New forms of mobility, including autonomous shuttles, helicopter cars, and more, have been central to innovation at CES 2020. Smart and advanced, yet traditional in form, cars were some of the first innovations in this space promised at earlier conventions. However, many of these cars have yet to be realized; a lot are still concept cars, loaded with many promising features yet no sign of release or fulfillment of the concept. Enter Faraday Future’s FF 91, a luxurious smart car set to launch mid-2020.
Unlike concept cars promising to be released in the near future, Faraday Future’s claim should be believed. Their “booth” at CES wasn’t an exhibition of their car, but rather a functional test drive and demo of their pre-production unit. Being able to drive the car around the Vegas strip and test internal features like voice command was a breath of fresh air. Even beyond just the small-scale testing at CES, it was driven from LA to Las Vegas for the convention, all on one charge.
But back to the demos we went on: one focused on the driving experience while the other showcased some of the internal software features. To start with the former, the driving experience was unlike any other we’ve had. While this is partly because no other concept car has provided test drives, it was also because it was a luxurious experience to the max.
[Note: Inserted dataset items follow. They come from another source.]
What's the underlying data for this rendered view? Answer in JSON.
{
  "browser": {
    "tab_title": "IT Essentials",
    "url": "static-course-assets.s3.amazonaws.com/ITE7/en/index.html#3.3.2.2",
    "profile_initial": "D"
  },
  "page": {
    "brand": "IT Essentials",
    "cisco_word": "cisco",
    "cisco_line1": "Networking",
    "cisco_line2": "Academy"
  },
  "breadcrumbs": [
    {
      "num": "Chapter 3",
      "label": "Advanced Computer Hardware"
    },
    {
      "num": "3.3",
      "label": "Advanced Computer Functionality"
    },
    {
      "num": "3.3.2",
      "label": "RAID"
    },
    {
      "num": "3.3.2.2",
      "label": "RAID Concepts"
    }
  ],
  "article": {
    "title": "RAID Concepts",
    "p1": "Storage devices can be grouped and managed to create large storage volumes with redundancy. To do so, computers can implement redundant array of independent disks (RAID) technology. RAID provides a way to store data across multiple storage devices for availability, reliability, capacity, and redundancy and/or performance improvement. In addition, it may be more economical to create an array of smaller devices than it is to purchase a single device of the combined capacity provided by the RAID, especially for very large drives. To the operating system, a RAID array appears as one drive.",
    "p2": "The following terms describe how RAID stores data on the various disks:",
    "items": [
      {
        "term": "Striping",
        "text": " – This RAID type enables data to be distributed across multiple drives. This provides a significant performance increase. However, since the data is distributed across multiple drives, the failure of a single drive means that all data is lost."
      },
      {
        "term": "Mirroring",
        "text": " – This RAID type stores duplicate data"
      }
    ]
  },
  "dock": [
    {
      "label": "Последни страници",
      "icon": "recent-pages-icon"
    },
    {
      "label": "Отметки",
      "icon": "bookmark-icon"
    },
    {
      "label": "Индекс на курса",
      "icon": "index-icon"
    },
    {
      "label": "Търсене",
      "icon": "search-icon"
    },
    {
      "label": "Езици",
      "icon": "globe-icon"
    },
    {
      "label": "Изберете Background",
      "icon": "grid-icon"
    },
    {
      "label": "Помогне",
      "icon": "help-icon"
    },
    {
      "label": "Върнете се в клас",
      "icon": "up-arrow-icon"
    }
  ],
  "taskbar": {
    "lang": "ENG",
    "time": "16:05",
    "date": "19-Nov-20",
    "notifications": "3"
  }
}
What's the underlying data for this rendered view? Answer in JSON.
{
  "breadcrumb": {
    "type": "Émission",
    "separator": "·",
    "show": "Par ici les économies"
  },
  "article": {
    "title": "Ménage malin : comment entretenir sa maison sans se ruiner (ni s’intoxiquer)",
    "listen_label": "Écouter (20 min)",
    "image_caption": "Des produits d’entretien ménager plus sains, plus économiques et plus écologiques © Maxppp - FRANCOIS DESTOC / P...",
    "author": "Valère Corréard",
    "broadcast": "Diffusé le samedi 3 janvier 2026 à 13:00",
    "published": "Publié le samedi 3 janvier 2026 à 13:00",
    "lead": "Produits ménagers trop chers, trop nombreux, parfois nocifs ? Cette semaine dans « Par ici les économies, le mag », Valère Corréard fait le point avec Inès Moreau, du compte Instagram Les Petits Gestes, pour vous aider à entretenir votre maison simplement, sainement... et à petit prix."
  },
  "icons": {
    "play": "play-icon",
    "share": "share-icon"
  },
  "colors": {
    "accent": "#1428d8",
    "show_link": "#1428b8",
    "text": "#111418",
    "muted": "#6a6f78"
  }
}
The FF 91 only has 4 total seats, meaning each passenger has plenty of leg space; the back seats in particular were extra cozy, with enough room to recline each seat until you were horizontal with the floor (this was called “anti-gravity mode”).
Like many EVs, FF 91 was a silent and smooth ride. But with its 3 motors providing 1,050 horsepower, it pulled like no other car. When the driver tested the 0 to 60 (officially timed at 2.3 seconds), the ramp up was so steady, sudden, and powerful that it felt like a rollercoaster ride. Handling, turning and stopping were all incredibly responsive, but never felt sudden or jittery. Smooth, powerful, and in control would be how I would describe the drive overall.
While the drive itself was a complete pleasure, the main draw of the FF 91 has to be the passenger-based luxury experience. The anti-gravity mode was only the tip of the iceberg. Each seat had side panels that let the passengers decide their own preferences. Additionally, the passenger seats had a drop-down screen. Emphasizing the “internet of vehicles,” this panel could be connected to a phone or tablet to play videos, games, and more.
With a price range of $100,000-$200,000, the FF 91 will not be affordable for everyone even if everyone at the test raved about the ride and features. However, it is hopefully a glimpse at the future of what cars can provide in terms of specs and comfort.